With respect to the works of mercy, there is also a major danger in overshadowing the highly personal character of these works by including matters which, by their very nature, require prudential social policies to secure the common good. I will address this on another day, but surely we can see how easy it is to reduce the concept of personal goodness to political correctness. In the contemporary West, it is a constant temptation to delegate our moral responsibility by voting, and then to criticize those who take a more personal view of their deepest responsibilities.
Does this mean that Pope Francis should not teach the truth about Creation and the care of the environment? Certainly not. This may well be a fruitful starting point in the secular world for a significant exploration of the facts of life.

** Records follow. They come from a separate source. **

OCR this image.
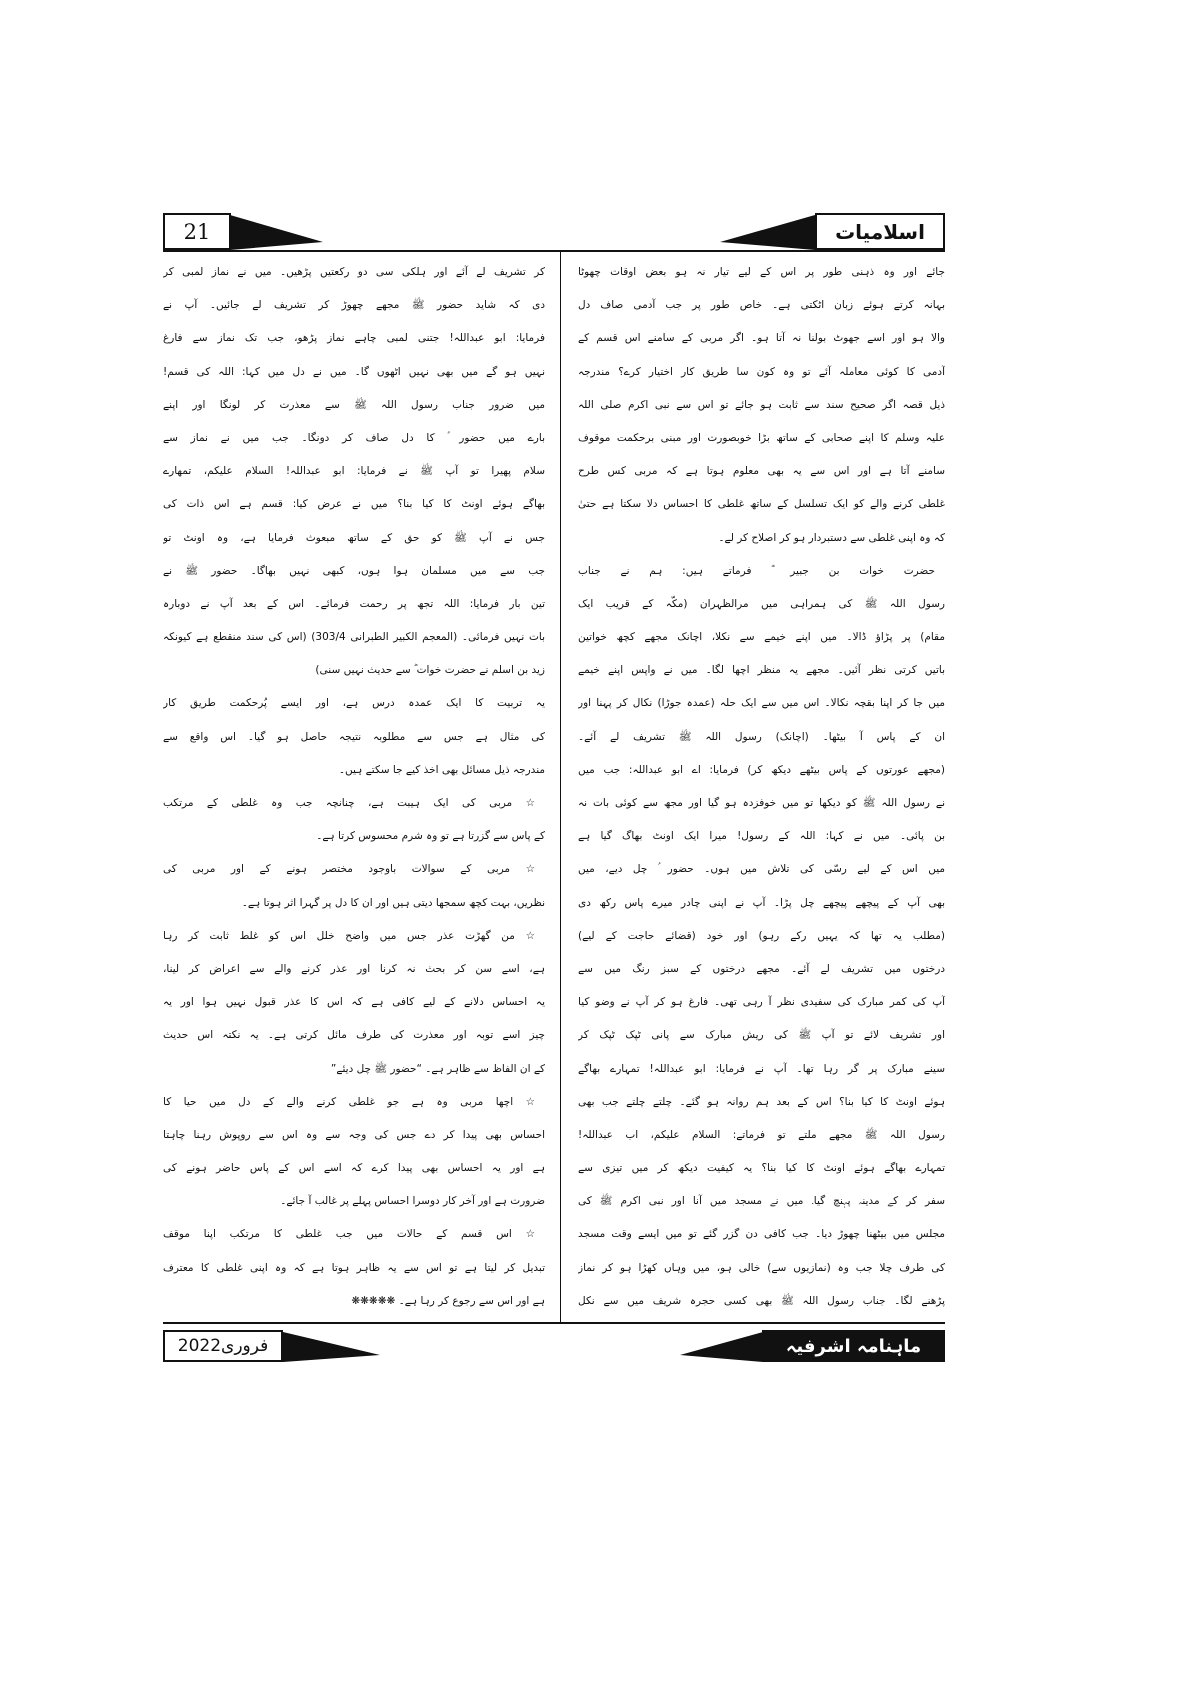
21	اسلامیات
جائے اور وہ ذہنی طور پر اس کے لیے تیار نہ ہو بعض اوقات چھوٹا
بہانہ کرتے ہوئے زبان اٹکتی ہے۔ خاص طور پر جب آدمی صاف دل
والا ہو اور اسے جھوٹ بولنا نہ آتا ہو۔ اگر مربی کے سامنے اس قسم کے
آدمی کا کوئی معاملہ آئے تو وہ کون سا طریق کار اختیار کرے؟ مندرجہ
ذیل قصہ اگر صحیح سند سے ثابت ہو جائے تو اس سے نبی اکرم صلی اللہ
علیہ وسلم کا اپنے صحابی کے ساتھ بڑا خوبصورت اور مبنی برحکمت موقوف
سامنے آتا ہے اور اس سے یہ بھی معلوم ہوتا ہے کہ مربی کس طرح
غلطی کرنے والے کو ایک تسلسل کے ساتھ غلطی کا احساس دلا سکتا ہے حتیٰ
کہ وہ اپنی غلطی سے دستبردار ہو کر اصلاح کر لے۔
حضرت خوات بن جبیر ؓ فرماتے ہیں: ہم نے جناب
رسول اللہ ﷺ کی ہمراہی میں مرالظہران (مکّہ کے قریب ایک
مقام) پر پڑاؤ ڈالا۔ میں اپنے خیمے سے نکلا، اچانک مجھے کچھ خواتین
باتیں کرتی نظر آئیں۔ مجھے یہ منظر اچھا لگا۔ میں نے واپس اپنے خیمے
میں جا کر اپنا بقچہ نکالا۔ اس میں سے ایک حلہ (عمدہ جوڑا) نکال کر پہنا اور
ان کے پاس آ بیٹھا۔ (اچانک) رسول اللہ ﷺ تشریف لے آئے۔
(مجھے عورتوں کے پاس بیٹھے دیکھ کر) فرمایا: اے ابو عبداللہ: جب میں
نے رسول اللہ ﷺ کو دیکھا تو میں خوفزدہ ہو گیا اور مجھ سے کوئی بات نہ
بن پائی۔ میں نے کہا: اللہ کے رسول! میرا ایک اونٹ بھاگ گیا ہے
میں اس کے لیے رسّی کی تلاش میں ہوں۔ حضور ؑ چل دیے، میں
بھی آپ کے پیچھے پیچھے چل پڑا۔ آپ نے اپنی چادر میرے پاس رکھ دی
(مطلب یہ تھا کہ یہیں رکے رہو) اور خود (قضائے حاجت کے لیے)
درختوں میں تشریف لے آئے۔ مجھے درختوں کے سبز رنگ میں سے
آپ کی کمر مبارک کی سفیدی نظر آ رہی تھی۔ فارغ ہو کر آپ نے وضو کیا
اور تشریف لائے تو آپ ﷺ کی ریش مبارک سے پانی ٹپک ٹپک کر
سینے مبارک پر گر رہا تھا۔ آپ نے فرمایا: ابو عبداللہ! تمہارے بھاگے
ہوئے اونٹ کا کیا بنا؟ اس کے بعد ہم روانہ ہو گئے۔ چلتے چلتے جب بھی
رسول اللہ ﷺ مجھے ملتے تو فرماتے: السلام علیکم، اب عبداللہ!
تمہارے بھاگے ہوئے اونٹ کا کیا بنا؟ یہ کیفیت دیکھ کر میں تیزی سے
سفر کر کے مدینہ پہنچ گیا۔ میں نے مسجد میں آنا اور نبی اکرم ﷺ کی
مجلس میں بیٹھنا چھوڑ دیا۔ جب کافی دن گزر گئے تو میں ایسے وقت مسجد
کی طرف چلا جب وہ (نمازیوں سے) خالی ہو، میں وہاں کھڑا ہو کر نماز
پڑھنے لگا۔ جناب رسول اللہ ﷺ بھی کسی حجرہ شریف میں سے نکل
کر تشریف لے آئے اور ہلکی سی دو رکعتیں پڑھیں۔ میں نے نماز لمبی کر
دی کہ شاید حضور ﷺ مجھے چھوڑ کر تشریف لے جائیں۔ آپ نے
فرمایا: ابو عبداللہ! جتنی لمبی چاہے نماز پڑھو، جب تک نماز سے فارغ
نہیں ہو گے میں بھی نہیں اٹھوں گا۔ میں نے دل میں کہا: اللہ کی قسم!
میں ضرور جناب رسول اللہ ﷺ سے معذرت کر لونگا اور اپنے
بارے میں حضور ؑ کا دل صاف کر دونگا۔ جب میں نے نماز سے
سلام پھیرا تو آپ ﷺ نے فرمایا: ابو عبداللہ! السلام علیکم، تمھارے
بھاگے ہوئے اونٹ کا کیا بنا؟ میں نے عرض کیا: قسم ہے اس ذات کی
جس نے آپ ﷺ کو حق کے ساتھ مبعوث فرمایا ہے، وہ اونٹ تو
جب سے میں مسلمان ہوا ہوں، کبھی نہیں بھاگا۔ حضور ﷺ نے
تین بار فرمایا: اللہ تجھ پر رحمت فرمائے۔ اس کے بعد آپ نے دوبارہ
بات نہیں فرمائی۔ (المعجم الکبیر الطبرانی 303/4) (اس کی سند منقطع ہے کیونکہ
زید بن اسلم نے حضرت خوات ؓ سے حدیث نہیں سنی)
یہ تربیت کا ایک عمدہ درس ہے، اور ایسے پُرحکمت طریق کار
کی مثال ہے جس سے مطلوبہ نتیجہ حاصل ہو گیا۔ اس واقع سے
مندرجہ ذیل مسائل بھی اخذ کیے جا سکتے ہیں۔
☆ مربی کی ایک ہیبت ہے، چنانچہ جب وہ غلطی کے مرتکب
کے پاس سے گزرتا ہے تو وہ شرم محسوس کرتا ہے۔
☆ مربی کے سوالات باوجود مختصر ہونے کے اور مربی کی
نظریں، بہت کچھ سمجھا دیتی ہیں اور ان کا دل پر گہرا اثر ہوتا ہے۔
☆ من گھڑت عذر جس میں واضح خلل اس کو غلط ثابت کر رہا
ہے، اسے سن کر بحث نہ کرنا اور عذر کرنے والے سے اعراض کر لینا،
یہ احساس دلانے کے لیے کافی ہے کہ اس کا عذر قبول نہیں ہوا اور یہ
چیز اسے توبہ اور معذرت کی طرف مائل کرتی ہے۔ یہ نکتہ اس حدیث
کے ان الفاظ سے ظاہر ہے۔ “حضور ﷺ چل دیئے”
☆ اچھا مربی وہ ہے جو غلطی کرنے والے کے دل میں حیا کا
احساس بھی پیدا کر دے جس کی وجہ سے وہ اس سے روپوش رہنا چاہتا
ہے اور یہ احساس بھی پیدا کرے کہ اسے اس کے پاس حاضر ہونے کی
ضرورت ہے اور آخر کار دوسرا احساس پہلے پر غالب آ جائے۔
☆ اس قسم کے حالات میں جب غلطی کا مرتکب اپنا موقف
تبدیل کر لیتا ہے تو اس سے یہ ظاہر ہوتا ہے کہ وہ اپنی غلطی کا معترف
ہے اور اس سے رجوع کر رہا ہے۔ ❋❋❋❋❋
فروری2022	ماہنامہ اشرفیہ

The Pope’s timely reflections on the relationship between science and truth are very pertinent here.
But the prudence of emphasizing the environment depends on whether the discussion has really been co-opted before it has even begun. It involves questions about the courage it takes to directly challenge the world by unpopular testimony, as opposed to the appearance of unseemly haste in adding a Christian voice to a gargantuan secular chorus. If Catholic intervention in the discussion of the environment does not make secularists uncomfortable—if it is not perceived by those who reject God as a rather troubling wedge—then the Church is better off emphasizing moral issues that cannot be so easily misunderstood.